IF you tried your material you'd erode the piece you are using to erode the/a other. Because of the type material. But more because of the cutting tool rule.

IF you had a harder piece of granite and tried to shape sandstone ; what would happen?
Abrading might keep from breaking the sandstone.
To put a ring around the granite by pecking to hold a folded sapling handle or place it in a live split limb for a couple years...Sandstone wouldn't work well for the pecking. But wouldn't break the sandstone.

So it's material type and characteristic that steer how a type is worked.
Flint is more like glass than chert. But chert is on the lower end of the scale (just brittle/hard enough) to work similar to flint.

Slate is not ideal for knapping. But can be polished (how?) really nice by the right hands using the right tools/surfaces.

pipestone.
Clayt.
Volcanic rock . Well that varies in type/character . Obsidian gets a yes vote for using similar to flint. And importantly, working like flint. Because of it's glass like character.

With patient study you can identify recognized styles of work.
Which allows you to research when.
Be conservative . And know folks still shape lithics.

 

Thank you very much. With so much of this stuff (non-chert tools) I am very pleased with your help! I want to learn. Maybe my mouth will say less silly things!

vfm
 

Thank you very much. With so much of this stuff (non-chert tools) I am very pleased with your help! I want to learn. Maybe my mouth will say less silly things!

vfm
Stuff was transported.
Some materials can be traced back to thier origins.
BUT. Folks tried to make do with what was at hand too.
Of all the different types of material , there was a preference among a given group of people in your area during a given time period. Than could even be a type of bone for example. And "good" stuff from elsewhere would have held interest...

I say silly things too.
And am no authority on stone tools.
Worked examples can be crude. And most are very nice! So obvious just by looking at them , I don't find them when looking on the gravel bars in the nearest river!
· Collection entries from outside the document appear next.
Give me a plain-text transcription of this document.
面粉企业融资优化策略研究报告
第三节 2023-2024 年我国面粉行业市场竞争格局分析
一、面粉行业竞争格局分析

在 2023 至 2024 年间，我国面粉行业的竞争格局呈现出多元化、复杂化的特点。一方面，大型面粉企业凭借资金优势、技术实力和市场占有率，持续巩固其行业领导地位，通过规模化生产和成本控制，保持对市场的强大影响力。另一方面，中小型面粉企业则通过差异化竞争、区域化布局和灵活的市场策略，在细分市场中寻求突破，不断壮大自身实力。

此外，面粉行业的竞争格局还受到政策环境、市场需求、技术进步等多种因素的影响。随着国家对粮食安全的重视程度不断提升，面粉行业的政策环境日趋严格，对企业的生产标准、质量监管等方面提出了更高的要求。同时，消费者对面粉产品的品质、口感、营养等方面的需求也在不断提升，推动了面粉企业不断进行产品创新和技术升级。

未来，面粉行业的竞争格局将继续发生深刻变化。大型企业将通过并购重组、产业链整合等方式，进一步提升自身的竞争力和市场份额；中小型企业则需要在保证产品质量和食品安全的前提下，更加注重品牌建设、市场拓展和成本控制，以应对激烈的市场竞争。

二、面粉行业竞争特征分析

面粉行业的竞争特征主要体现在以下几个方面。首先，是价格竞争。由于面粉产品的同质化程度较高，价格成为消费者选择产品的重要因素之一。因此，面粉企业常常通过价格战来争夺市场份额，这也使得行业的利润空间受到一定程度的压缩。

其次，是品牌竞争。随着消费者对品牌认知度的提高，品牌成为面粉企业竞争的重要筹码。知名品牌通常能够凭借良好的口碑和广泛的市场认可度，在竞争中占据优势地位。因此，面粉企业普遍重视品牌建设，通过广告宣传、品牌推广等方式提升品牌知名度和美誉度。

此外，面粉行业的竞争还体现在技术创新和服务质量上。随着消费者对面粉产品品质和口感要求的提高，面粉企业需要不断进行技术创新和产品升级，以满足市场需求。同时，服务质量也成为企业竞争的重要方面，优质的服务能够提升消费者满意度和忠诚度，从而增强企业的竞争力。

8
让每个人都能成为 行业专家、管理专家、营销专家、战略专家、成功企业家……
Someone handed me a large polished slate "spear head" to look over when I was a kid. It was shaped perfect. Perhaps it was a decorative or ceremonial knife. Could even have been a sacrifice to the river. Or better said , to what was in the river.https://en.wikipedia.org/wiki/Underwater_panther

Just about any other relic I could eyeball got eyeballed as well. Or fondled given the chance.
 

Sioux quartzite was used, in my mind it was more for hammer stones, grinders, and such but I’ve never actually looked into it’s ability to hold an edge. I found a hunk buried in a site here in se Kansas about an hour from Oklahoma, glaciers never got this far so it must have had some value to transport it. For what it’s worth that site is early archaic and pushing transitional. Pics are the same piece
IMG_5519.jpeg
IMG_5520.jpeg
 

Quartzite is fairly easy to work by pecking and polishing. The only artifacts found here made of it are banner stones. It’s way too weak for axes or celts. They also used it to cook their food. They heated rocks in a fire then put the rock in a clay pot to heat water or food. Eventually the quartzite shatters from heat and quenching and is discarded. Habitation sites are usually littered with fire cracked rock, quartzite is common cracked like that.
 

Thanks so much folks. I will pull together a sampling of the tools that we see here made of S. Quartzite. The two uses we see the most are Hafted Front Scrapers (way and above the greatest number of pieces from a pencil sized hafting on up to large hafted agricultural tools like spades and hoes) & Grinding Platforms. I do not use the word Metate because most of these "platforms" are not large have be pecked to be smooth /level for "small" work etc. Who knows. Guessing is half the fun as to usage and the exact hafting used always drives me crazy. But hey, it is probably good for me to "stretch" my little brain!